6. En présence d'une demande de régularisation présentée, sur le fondement de l'article L. 435-1 du code de l'entrée et du séjour des étrangers et du droit d'asile, par un étranger qui ne serait pas en situation de polygamie et dont la présence en France ne présenterait pas une menace pour l'ordre public, il appartient à l'autorité administrative de vérifier, dans un premier temps, si l'admission exceptionnelle au séjour par la délivrance d'une carte portant la mention " vie privée et familiale " répond à des considérations humanitaires ou se justifie au regard de motifs exceptionnels, et à défaut, dans un second temps, s'il est fait état de motifs exceptionnels de nature à permettre la délivrance, dans ce cadre, d'une carte de séjour temporaire portant la mention " salarié " ou " travailleur temporaire ". Dans cette dernière hypothèse, un demandeur qui justifierait d'une promesse d'embauche ou d'un contrat de travail ne saurait être regardé, par principe, comme attestant, par là même, des " motifs exceptionnels " exigés par la loi. Il appartient, en effet, à l'autorité administrative, sous le contrôle du juge, d'examiner, notamment, si la qualification, l'expérience et les diplômes de l'étranger ainsi que les caractéristiques de l'emploi auquel il postule, de même que tout élément de sa situation personnelle dont l'étranger ferait état à l'appui de sa demande, tel que l'ancienneté de son séjour en France, peuvent constituer, en l'espèce, des motifs exceptionnels d'admission au séjour.

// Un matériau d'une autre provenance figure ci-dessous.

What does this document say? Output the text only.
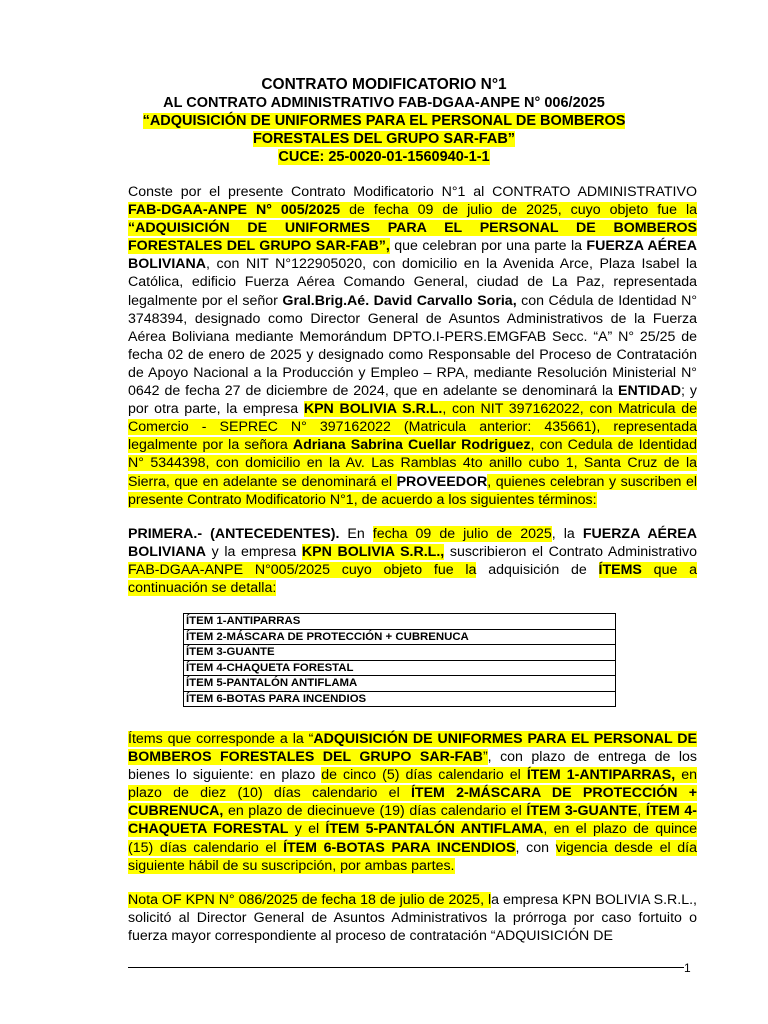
CONTRATO MODIFICATORIO N°1
AL CONTRATO ADMINISTRATIVO FAB-DGAA-ANPE N° 006/2025
“ADQUISICIÓN DE UNIFORMES PARA EL PERSONAL DE BOMBEROS
FORESTALES DEL GRUPO SAR-FAB”
CUCE: 25-0020-01-1560940-1-1
Conste por el presente Contrato Modificatorio N°1 al CONTRATO ADMINISTRATIVO FAB-DGAA-ANPE N° 005/2025 de fecha 09 de julio de 2025, cuyo objeto fue la “ADQUISICIÓN DE UNIFORMES PARA EL PERSONAL DE BOMBEROS FORESTALES DEL GRUPO SAR-FAB”, que celebran por una parte la FUERZA AÉREA BOLIVIANA, con NIT N°122905020, con domicilio en la Avenida Arce, Plaza Isabel la Católica, edificio Fuerza Aérea Comando General, ciudad de La Paz, representada legalmente por el señor Gral.Brig.Aé. David Carvallo Soria, con Cédula de Identidad N° 3748394, designado como Director General de Asuntos Administrativos de la Fuerza Aérea Boliviana mediante Memorándum DPTO.I-PERS.EMGFAB Secc. “A” N° 25/25 de fecha 02 de enero de 2025 y designado como Responsable del Proceso de Contratación de Apoyo Nacional a la Producción y Empleo – RPA, mediante Resolución Ministerial N° 0642 de fecha 27 de diciembre de 2024, que en adelante se denominará la ENTIDAD; y por otra parte, la empresa KPN BOLIVIA S.R.L., con NIT 397162022, con Matricula de Comercio - SEPREC N° 397162022 (Matricula anterior: 435661), representada legalmente por la señora Adriana Sabrina Cuellar Rodriguez, con Cedula de Identidad N° 5344398, con domicilio en la Av. Las Ramblas 4to anillo cubo 1, Santa Cruz de la Sierra, que en adelante se denominará el PROVEEDOR, quienes celebran y suscriben el presente Contrato Modificatorio N°1, de acuerdo a los siguientes términos:
PRIMERA.- (ANTECEDENTES). En fecha 09 de julio de 2025, la FUERZA AÉREA BOLIVIANA y la empresa KPN BOLIVIA S.R.L., suscribieron el Contrato Administrativo FAB-DGAA-ANPE N°005/2025 cuyo objeto fue la adquisición de ÍTEMS que a continuación se detalla:
ÍTEM 1-ANTIPARRAS
ÍTEM 2-MÁSCARA DE PROTECCIÓN + CUBRENUCA
ÍTEM 3-GUANTE
ÍTEM 4-CHAQUETA FORESTAL
ÍTEM 5-PANTALÓN ANTIFLAMA
ÍTEM 6-BOTAS PARA INCENDIOS
Ítems que corresponde a la “ADQUISICIÓN DE UNIFORMES PARA EL PERSONAL DE BOMBEROS FORESTALES DEL GRUPO SAR-FAB”, con plazo de entrega de los bienes lo siguiente: en plazo de cinco (5) días calendario el ÍTEM 1-ANTIPARRAS, en plazo de diez (10) días calendario el ÍTEM 2-MÁSCARA DE PROTECCIÓN + CUBRENUCA, en plazo de diecinueve (19) días calendario el ÍTEM 3-GUANTE, ÍTEM 4-CHAQUETA FORESTAL y el ÍTEM 5-PANTALÓN ANTIFLAMA, en el plazo de quince (15) días calendario el ÍTEM 6-BOTAS PARA INCENDIOS, con vigencia desde el día siguiente hábil de su suscripción, por ambas partes.
Nota OF KPN N° 086/2025 de fecha 18 de julio de 2025, la empresa KPN BOLIVIA S.R.L., solicitó al Director General de Asuntos Administrativos la prórroga por caso fortuito o fuerza mayor correspondiente al proceso de contratación “ADQUISICIÓN DE
1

7. S'agissant de sa vie privée et familiale, M. A... soutient résider en France depuis 2015 et se prévaut de son intégration sur le territoire et des liens personnels et amicaux tissés depuis plus de huit ans. Les différents éléments produits ne permettent toutefois pas de justifier de l'intensité des liens personnels de l'intéressé sur le territoire, alors que la circonstance que son frère de nationalité française réside sur le territoire ne lui confère pas un droit au séjour. Par ailleurs, M. A... ne démontre pas être dépourvu d'attaches familiales dans son pays d'origine, où il a vécu jusqu'à l'âge de 32 ans. Ainsi, il ne ressort pas des pièces du dossier de considérations humanitaires ou de motif exceptionnel justifiant une admission exceptionnelle au séjour de M. A... au titre de sa vie privée et familiale.

8. M. A... soutient également travailler depuis plus de trois ans à la date de la décision attaquée, et produit à cet égard différents bulletins de salaires, un contrat de travail à durée indéterminée à temps partiel en tant que plongeur et employé polyvalent de restauration à compter du 1er avril 2021, signé avec la société Compass group France, ainsi qu'un avenant à ce contrat datant du 18 mars 2022, aux termes duquel M. A... est employé à temps complet. Ces éléments, s'ils témoignent de la volonté du requérant de s'intégrer professionnellement, ne sauraient toutefois suffire à caractériser un motif exceptionnel justifiant la délivrance à l'intéressé d'une carte de séjour temporaire portant la mention " salarié " ou " travailleur temporaire ". Enfin, dès lors qu'un étranger ne détient aucun droit à l'exercice par le préfet de son pouvoir de régularisation, M. A... ne peut utilement se prévaloir des orientations générales contenues dans la circulaire du ministre de l'intérieur du 28 novembre 2012 pour l'exercice de ce pouvoir. Par suite, la préfète n'a pas commis d'erreur manifeste d'appréciation en refusant à M. A... son admission au séjour sur le fondement de l'article L. 435-1 du code de l'entrée et du séjour des étrangers et du droit d'asile.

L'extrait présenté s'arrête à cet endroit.